Du reste je déclare que je ne m'oppose pas à ce qu'on réimprime mon discours. Cependant dans d'autres circonstances, quand pareilles choses se sont passées, on n'a pas ordonné de réimpression : ainsi dans l'incident entre M. Guillery et Frère et celui entre M. Delehaye et M. Verhaegen, jamais pareille chose ne s'est faite ; je suis étonné que M. Goblet veuille envenimer une chose qui s'arrange.

M. le président. - M. Dumortier a déclaré retirer les paroles qu'il a insérées au Moniteur.
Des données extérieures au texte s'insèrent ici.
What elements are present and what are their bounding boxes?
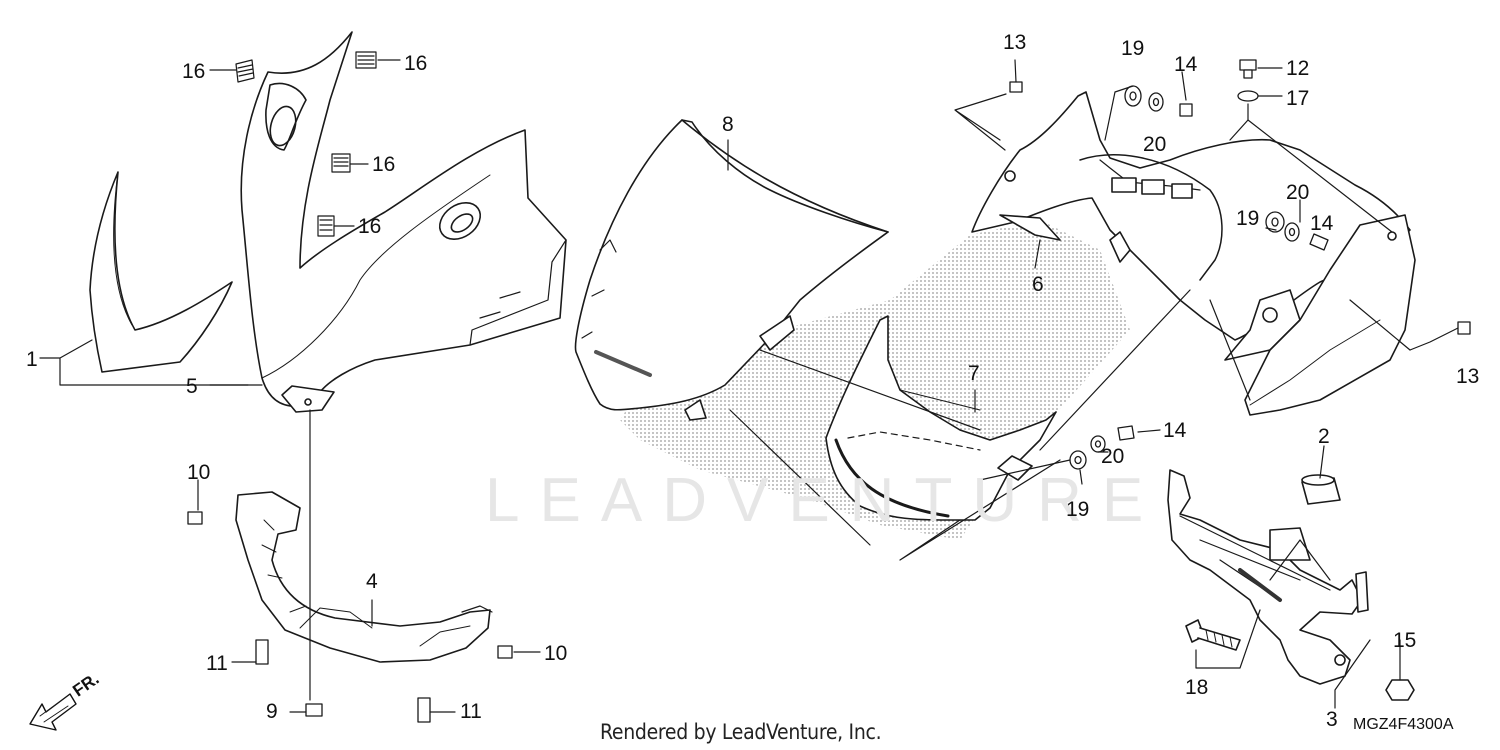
label-part-14: 14	[1163, 419, 1187, 442]
part-6-side-cowl	[1244, 214, 1416, 416]
label-part-19: 19	[1121, 37, 1145, 60]
label-part-12: 12	[1286, 57, 1310, 80]
label-part-14: 14	[1310, 212, 1334, 235]
footer-credit: Rendered by LeadVenture, Inc.	[600, 720, 882, 744]
label-part-15: 15	[1393, 629, 1417, 652]
label-part-16: 16	[358, 215, 382, 238]
label-part-11: 11	[460, 700, 482, 723]
label-part-9: 9	[266, 700, 278, 723]
label-part-10: 10	[544, 642, 568, 665]
fasteners	[187, 59, 1471, 723]
part-8-windscreen	[574, 119, 889, 421]
leader-lines	[39, 59, 1459, 713]
label-part-7: 7	[968, 362, 980, 385]
label-part-16: 16	[372, 153, 396, 176]
label-part-1: 1	[26, 348, 38, 371]
label-part-13: 13	[1456, 365, 1480, 388]
label-part-4: 4	[366, 570, 378, 593]
part-15-nut	[1385, 679, 1415, 701]
label-part-11: 11	[206, 652, 228, 675]
watermark-text: LEADVENTURE	[485, 466, 1164, 535]
label-part-20: 20	[1143, 133, 1167, 156]
part-18-bolt	[1185, 619, 1241, 651]
part-1-side-stripe	[89, 171, 233, 373]
label-part-2: 2	[1318, 425, 1330, 448]
label-part-5: 5	[186, 375, 198, 398]
label-part-17: 17	[1286, 87, 1310, 110]
label-part-6: 6	[1032, 273, 1044, 296]
part-7-inner-panel	[825, 315, 1057, 521]
part-16-clips	[235, 51, 377, 237]
label-part-20: 20	[1101, 445, 1125, 468]
label-part-19: 19	[1066, 498, 1090, 521]
part-6-meter-panel	[971, 91, 1411, 361]
label-part-13: 13	[1003, 31, 1027, 54]
part-4-under-cowl	[235, 491, 493, 663]
label-part-18: 18	[1185, 676, 1209, 699]
label-part-16: 16	[404, 52, 428, 75]
label-part-20: 20	[1286, 181, 1310, 204]
label-part-16: 16	[182, 60, 206, 83]
label-part-10: 10	[187, 461, 211, 484]
diagram-code: MGZ4F4300A	[1353, 716, 1454, 733]
label-part-19: 19	[1236, 207, 1260, 230]
front-arrow-icon	[29, 693, 77, 731]
label-part-3: 3	[1326, 708, 1338, 731]
part-2-rubber	[1301, 474, 1341, 505]
label-part-8: 8	[722, 113, 734, 136]
part-5-upper-cowl	[240, 31, 567, 413]
part-3-stay	[1167, 469, 1369, 685]
label-part-14: 14	[1174, 53, 1198, 76]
Si les choses en sont venues là, ce n'est pas la faute du bureau qui a cherché à arranger l'affaire.

Reste maintenant la proposition de M. Goblet, à laquelle on ne s'oppose pas, je pense ; il n'y a plus qu'à la mettre aux voix.

(page 1464) J'en donne une nouvelle lecture :

« La Chambre ordonne la réimpression du discours prononcé par M. B. Dumortier, dans la séance du 30 mai dernier et inséré aux Annales parlementaires, page 1400. Cette réimpression sera faite sous le contrôle du bureau, d'après le manuscrit des sténographes, et pour tenir lieu et place du discours inséré aux pages 1400 et suivantes, qui restera supprimé. »

- Plusieurs membres. - L'appel nominal.

M. le président. - Il n'y a pas cinq membres qui se lèvent pour demander l'appel nominal Je mets la proposition aux voix.

-Elle est adoptée.

L'incident est clos.

La séance est levée à 4 heures et demie.